Mimar Steven Holl'un Martha's Vineyard'da yer alan evi, Moby Dick'in aklımızda yer eden bölümlerinin birinden bir alıntı adeta. Herman Melville'in, adada ilginç bir yapı oluşturan bir kabileyi anlattığı bölümde, karaya oturmuş bir balinanın iskeletinin bulunmasının ardından bu iskeletten bir ev oluşturuluyor. Bu bölümden yola çıkarak yapılan evde yer alan parçalar da bir iskeletin parçalarını andırıyor.
J.R.R. Tolkien'in Hobbit'inden esinlenerek yapılan, dünyanın ilk Hobbit Motel'i! Yeni Zelanda'da yer alan bu moteli daha fazla açıklamaya gerek var mı acaba?
Orta Çağ'da bile kitaplardan ilham alınarak bina inşa edilebileceğine dair bir kanıt: Lichtenstein Kalesi. Wilhelm Hauff'un 1840'larda oldukça popüler olan romanı Lichtenstein'dan çok etkilenen Urach Dükü Wilhelm, bu romantizm ve vatanseverlikle dolu romandan yola çıkarak, yaptırdığı kaleye de romanın adını vermiş.

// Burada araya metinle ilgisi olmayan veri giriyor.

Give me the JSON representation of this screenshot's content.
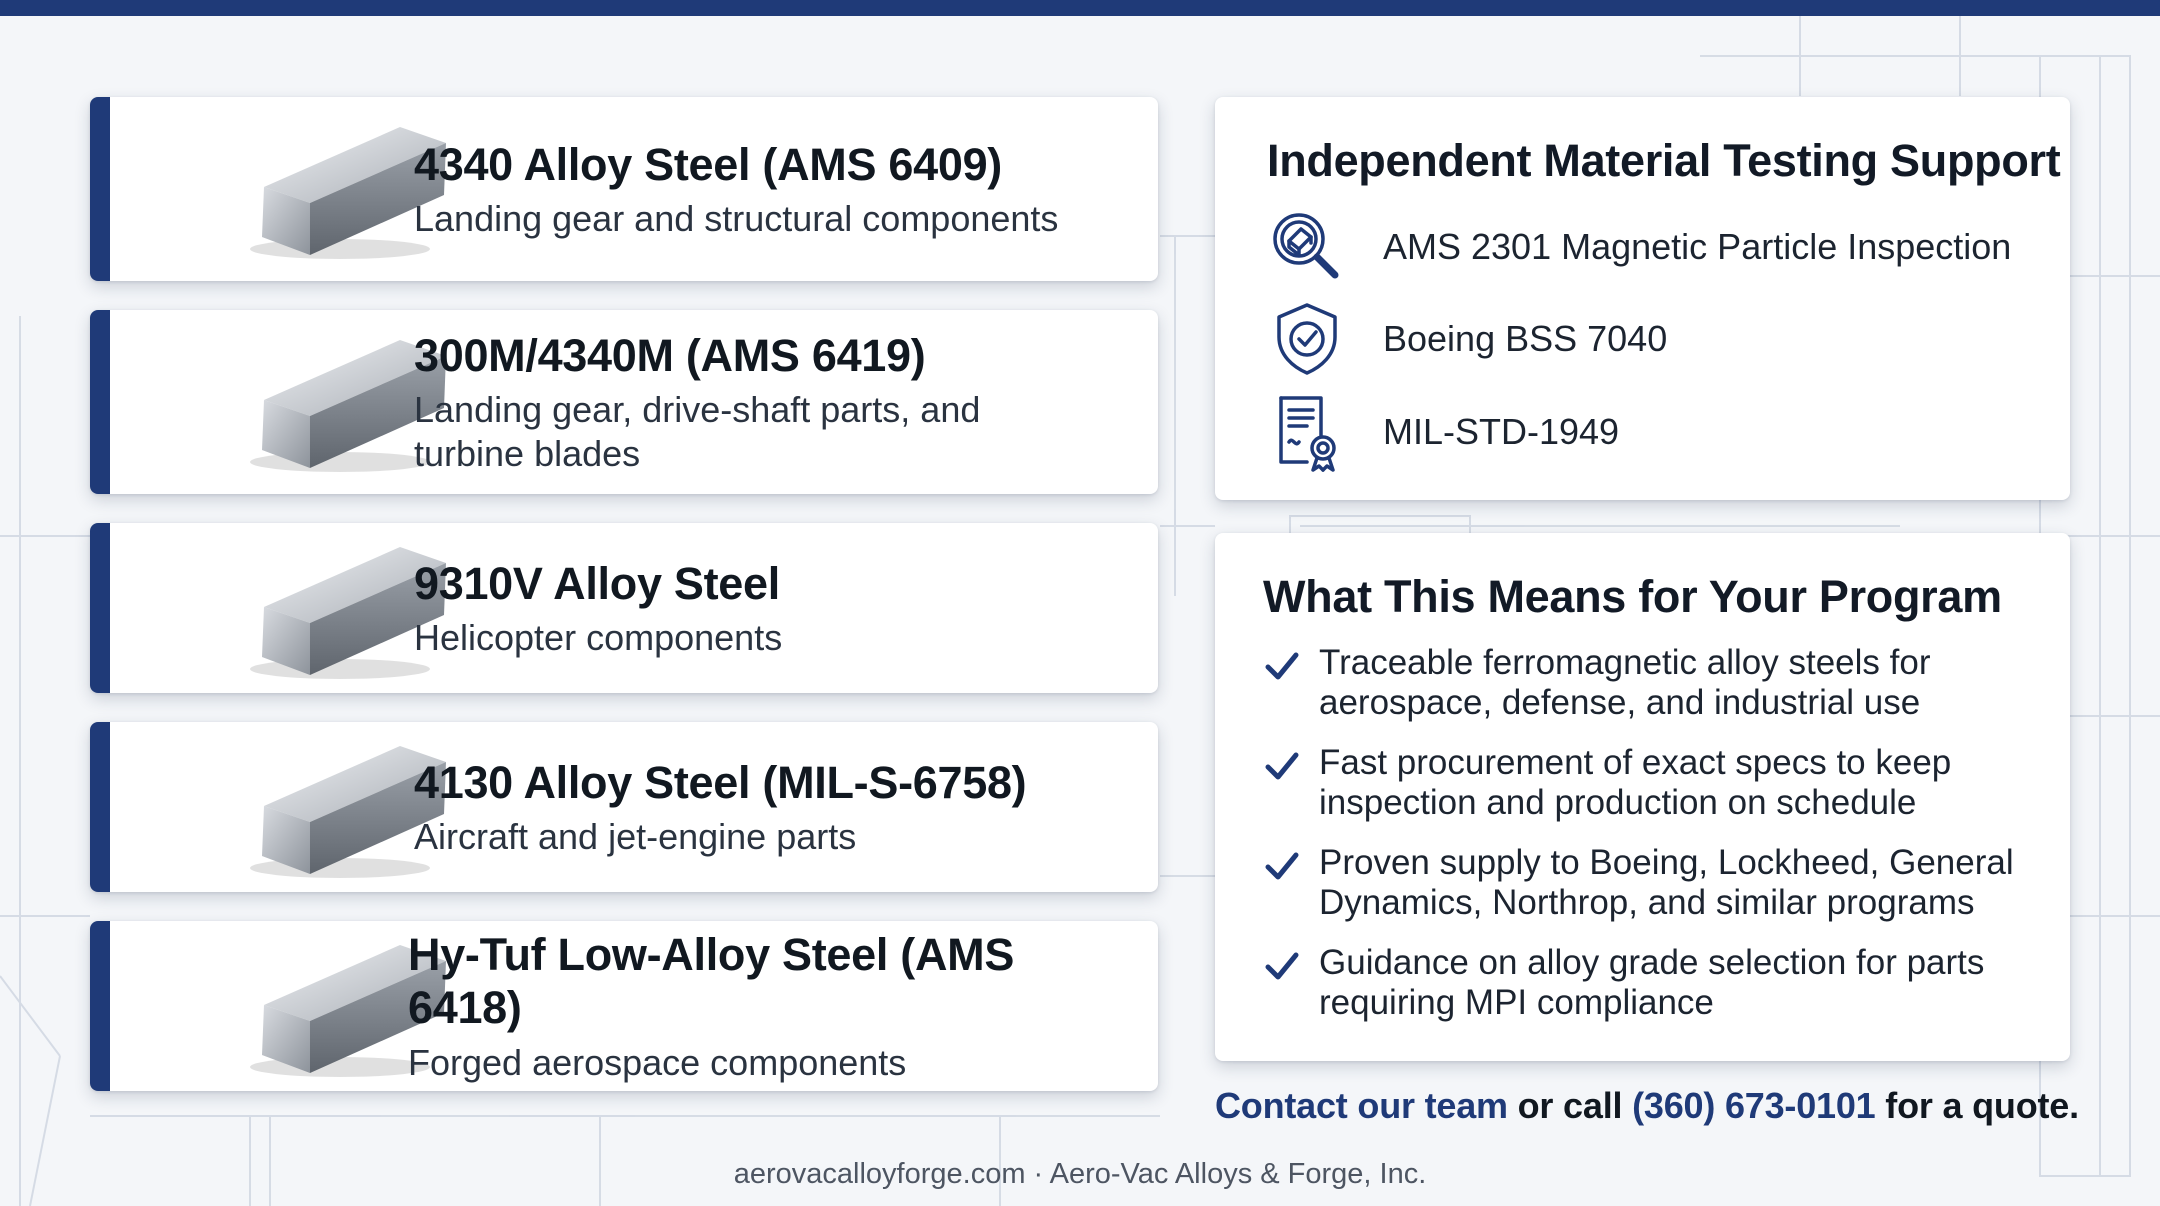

Hollanda'nın Lelystad kentinde yer alan bu minimalist ev, Lewis Carroll'ın Alice Harikalar Ülkesinde kitabından ilham alarak tasarlanmış. Her ne kadar ilk bekleyeceğiniz renkli ve kaotik ortamdan oldukça farklı olsa da, evin mimarları bunun daha ussal bir algılayış olduğunda hemfikirler. Konseptlerini 'mekansal bir deneyim yaratmak' üzerine kurduklarını ve çeşitli tavşan yuvalarının ardında yeni dünyalar keşfetmenin mümkünlüğünü vurgulamak istediklerini söyleyen mimarlar, yaramayı amaçladıkları etkiyi yaratıyorlar bizce de.
Henry David Thoreau'nun Doğal Yaşam ve Başkaldırı kitabında sözü edilen basit hayat ve kişinin kendine duyduğu güven ve inançtan yola çıkarak 'dışarıda yaşamaya davet'i kabul eden tasarımcı Nils Holger Moormann'ın yarattığı ev karşınızda.
Yazarların adına açılan müzeler genellikle gezmeyi pek aklımızdan geçirmediğimiz, biraz sıkıcı binalara sahip yerlerdir. Knut Hamsun Müzesi bu müzelerden değil. Steven Holl'ün tasarladığı bina, Knut Hamsun'un Norveç'ini anlatır nitelikte. Romanlarında, Norveç'in değişimini ve yeniden oluşumunu anlatan yazara dair her şeyi bulabileceğiniz bu müze, etrafındaki doğa güzelliklerle kaynaşmış bir bina.